We're Screwed: Now It's Official

So my semi-serious post on how I think we’re screwed when it comes to climate change may not be so wide of the mark after all. The latest information coming out of the Poznan Conference, reported by both The Guardian and Nature, makes the point that the latest IPCC report is based on scientific information from 2005 at the latest, and that all the published papers since 2005 have shown that climate change is proceeding much faster than the IPCC report suggests.

The cream of the UK climate science community sat in stunned silence as [Kevin] Anderson [an expert at the Tyndall Centre for Climate Change Research at Manchester University] pointed out that carbon emissions since 2000 have risen much faster than anyone thought possible, driven mainly by the coal-fuelled economic boom in the developing world.
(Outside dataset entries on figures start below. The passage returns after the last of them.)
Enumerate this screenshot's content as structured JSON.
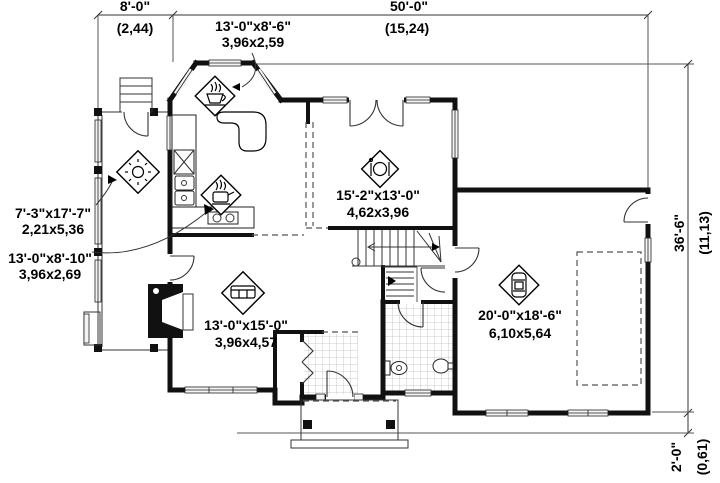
{
  "drawing_type": "first-floor-plan",
  "dimensions": {
    "top_left": {
      "imperial": "8'-0\"",
      "metric": "(2,44)"
    },
    "top": {
      "imperial": "50'-0\"",
      "metric": "(15,24)"
    },
    "right": {
      "imperial": "36'-6\"",
      "metric": "(11,13)"
    },
    "bottom_right": {
      "imperial": "2'-0\"",
      "metric": "(0,61)"
    }
  },
  "rooms": {
    "dinette": {
      "imperial": "13'-0\"x8'-6\"",
      "metric": "3,96x2,59",
      "icon": "coffee-cup"
    },
    "covered_porch": {
      "imperial": "7'-3\"x17'-7\"",
      "metric": "2,21x5,36",
      "icon": "sun"
    },
    "kitchen": {
      "imperial": "13'-0\"x8'-10\"",
      "metric": "3,96x2,69",
      "icon": "kettle"
    },
    "dining_room": {
      "imperial": "15'-2\"x13'-0\"",
      "metric": "4,62x3,96",
      "icon": "plate-and-cutlery"
    },
    "living_room": {
      "imperial": "13'-0\"x15'-0\"",
      "metric": "3,96x4,57",
      "icon": "sofa"
    },
    "garage": {
      "imperial": "20'-0\"x18'-6\"",
      "metric": "6,10x5,64",
      "icon": "car"
    }
  }
}
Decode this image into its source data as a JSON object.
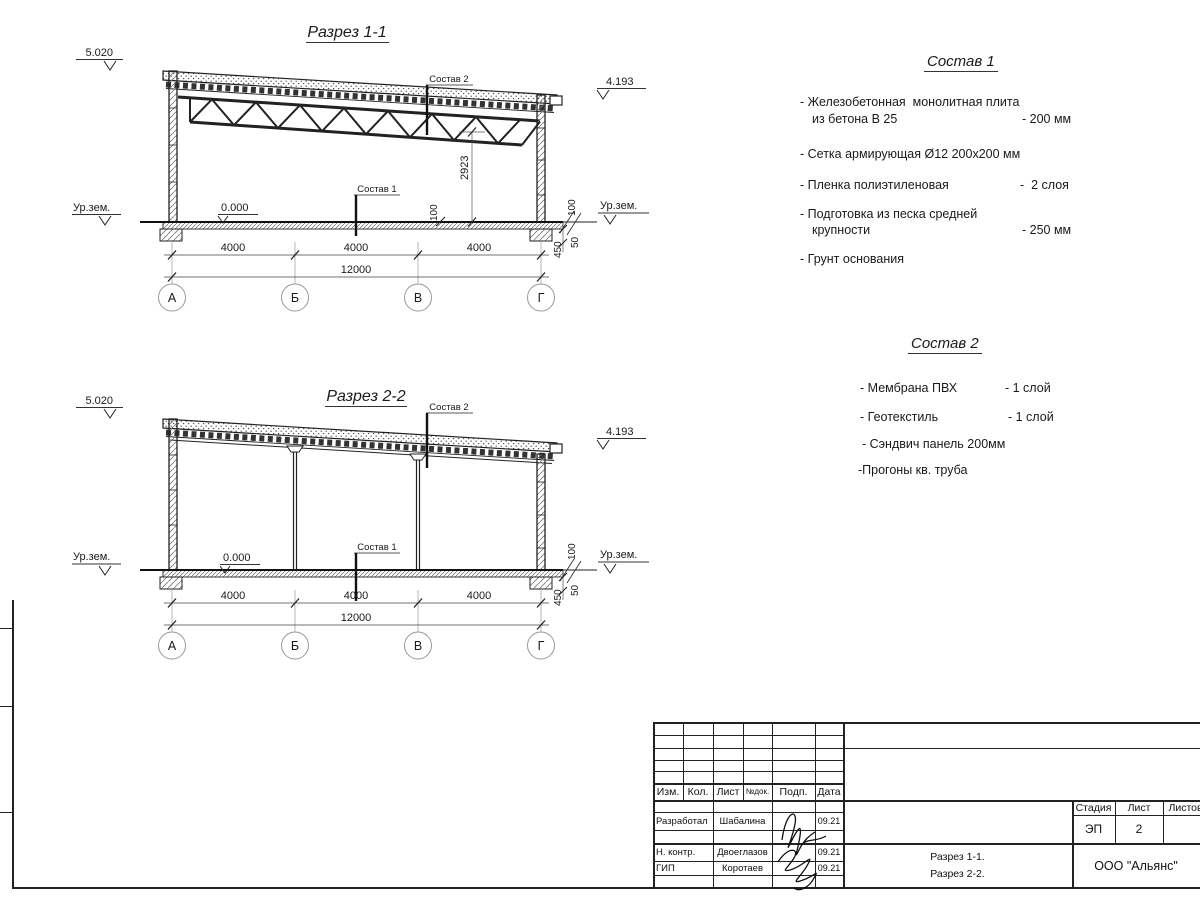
{
  "s1": {
    "title": "Разрез 1-1",
    "elev_tl": "5.020",
    "elev_tr": "4.193",
    "ur_l": "Ур.зем.",
    "ur_r": "Ур.зем.",
    "zero": "0.000",
    "lbl_s1": "Состав 1",
    "lbl_s2": "Состав 2",
    "h": "2923",
    "d100a": "100",
    "d100b": "100",
    "d450": "450",
    "d50": "50",
    "d4k1": "4000",
    "d4k2": "4000",
    "d4k3": "4000",
    "d12k": "12000",
    "axA": "А",
    "axB": "Б",
    "axV": "В",
    "axG": "Г"
  },
  "s2": {
    "title": "Разрез 2-2",
    "elev_tl": "5.020",
    "elev_tr": "4.193",
    "ur_l": "Ур.зем.",
    "ur_r": "Ур.зем.",
    "zero": "0.000",
    "lbl_s1": "Состав 1",
    "lbl_s2": "Состав 2",
    "d100b": "100",
    "d450": "450",
    "d50": "50",
    "d4k1": "4000",
    "d4k2": "4000",
    "d4k3": "4000",
    "d12k": "12000",
    "axA": "А",
    "axB": "Б",
    "axV": "В",
    "axG": "Г"
  },
  "comp1": {
    "title": "Состав 1",
    "i1l1": "- Железобетонная  монолитная плита",
    "i1l2": "из бетона В 25",
    "i1v": "- 200 мм",
    "i2": "- Сетка армирующая Ø12 200x200 мм",
    "i3": "- Пленка полиэтиленовая",
    "i3v": "-  2 слоя",
    "i4l1": "- Подготовка из песка средней",
    "i4l2": "крупности",
    "i4v": "- 250 мм",
    "i5": "- Грунт основания"
  },
  "comp2": {
    "title": "Состав 2",
    "i1": "- Мембрана ПВХ",
    "i1v": "- 1 слой",
    "i2": "- Геотекстиль",
    "i2v": "- 1 слой",
    "i3": "- Сэндвич панель 200мм",
    "i4": "-Прогоны кв. труба"
  },
  "tb": {
    "h_izm": "Изм.",
    "h_kol": "Кол.",
    "h_list": "Лист",
    "h_ndok": "№док.",
    "h_podp": "Подп.",
    "h_data": "Дата",
    "r1_role": "Разработал",
    "r1_name": "Шабалина",
    "r1_date": "09.21",
    "r2_role": "Н. контр.",
    "r2_name": "Двоеглазов",
    "r2_date": "09.21",
    "r3_role": "ГИП",
    "r3_name": "Коротаев",
    "r3_date": "09.21",
    "h_stadia": "Стадия",
    "h_list2": "Лист",
    "h_listov": "Листов",
    "v_stadia": "ЭП",
    "v_list": "2",
    "doc1": "Разрез 1-1.",
    "doc2": "Разрез 2-2.",
    "org": "ООО \"Альянс\""
  }
}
So much extra pollution is being pumped out, he said, that most of the climate targets debated by politicians and campaigners are fanciful at best, and “dangerously misguided” at worst.

In the jargon used to count the steady accumulation of carbon dioxide in the Earth’s thin layer of atmosphere, he said it was “improbable” that levels could now be restricted to 650 parts per million (ppm).

All our current efforts are based on trying to stabilise at 450ppm and even that’s proving “too hard”. Now it seems that we’ve almost no chance of staying under 650ppm, virtually guaranteeing a 4C rise in global temperatures.

What’s worse is that calculations seem to indicate that for every decade we delay CO2 reductions result in higher temperatures:

Each decade that the global peak [of CO2emissions] is delayed, the temperature increase goes up by .4 to .5 degrees. According to this model, an eighty percent reduction by mid-century delivers 1.4 degree of warming with a peak in 2015; 1.8 degrees if the peak is in 2025; and 2.4 degrees with a peak in 2035. In other words, there is a penalty for delayed action.